If none fits exactly, it makes no difference. Send a photo on WhatsApp and we will talk it through before anything is posted.
Why this is a calmer way to sell
Three things make GoldPaid a steadier route than a counter sale. You see a measured valuation in writing, not a verbal estimate. You decide at home, with nobody waiting. And if you decline, the return is free, tracked and insured, so obtaining the valuation costs you nothing.
Common questions
Can I send photos before I post anything from Framlingham?
Yes, and it is the best way to start. Send a clear photo of your items to our WhatsApp before anything is posted. We can give you an informed idea of what to expect and answer your questions while your gold stays safely with you.
How long does a parcel from Framlingham take to reach you?
Posted by Special Delivery from Framlingham, a parcel normally reaches us the next working morning. Items are assayed and weighed the day they arrive, the written offer is emailed the same day, and acceptance triggers a Faster Payments transfer.
Can I ask questions before I post anything?
Yes. That is how the service is meant to work. Ask us about the assay, the cover, the timing or the decline process first, by WhatsApp or phone, and post afterwards, never before.
How is the Royal Mail cover arranged?
The label we send is Royal Mail Special Delivery Guaranteed, fully tracked and signed for. Your parcel is insured up to £2,500 via Royal Mail Special Delivery. If your items may be worth more than that, message us first and we will confirm the appropriate postal option before you post.
What happens if I do not accept the offer?
If the offer is not for you, your items are returned free of charge by tracked, signed-for post. You keep the written offer as a record, and there is no obligation to sell.

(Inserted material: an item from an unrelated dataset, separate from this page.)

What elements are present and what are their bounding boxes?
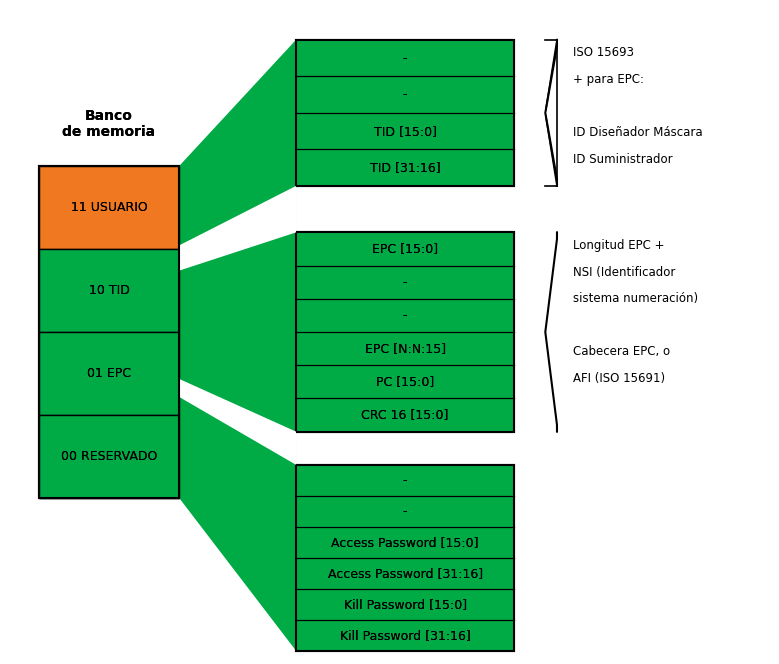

How should I photograph my items before posting?
Lay each item flat on a plain surface in good daylight, then take one clear overall photo and a close-up of any hallmark or carat stamp. Photographing items next to a coin or a ruler helps show their size. From those photos we can usually read hallmarks, spot carat stamps and tell whether something looks solid or plated, which is enough for a quick indicative figure on WhatsApp.
Do I need to clean or polish my gold before sending it?
No. Please send items as they are. Value comes from the weight and purity of the precious metal, not the shine, and gentle wear, tarnish or small repairs make no difference to a postal valuation. There is no need to remove stones or dismantle anything either; set stones and non-gold parts are simply accounted for separately.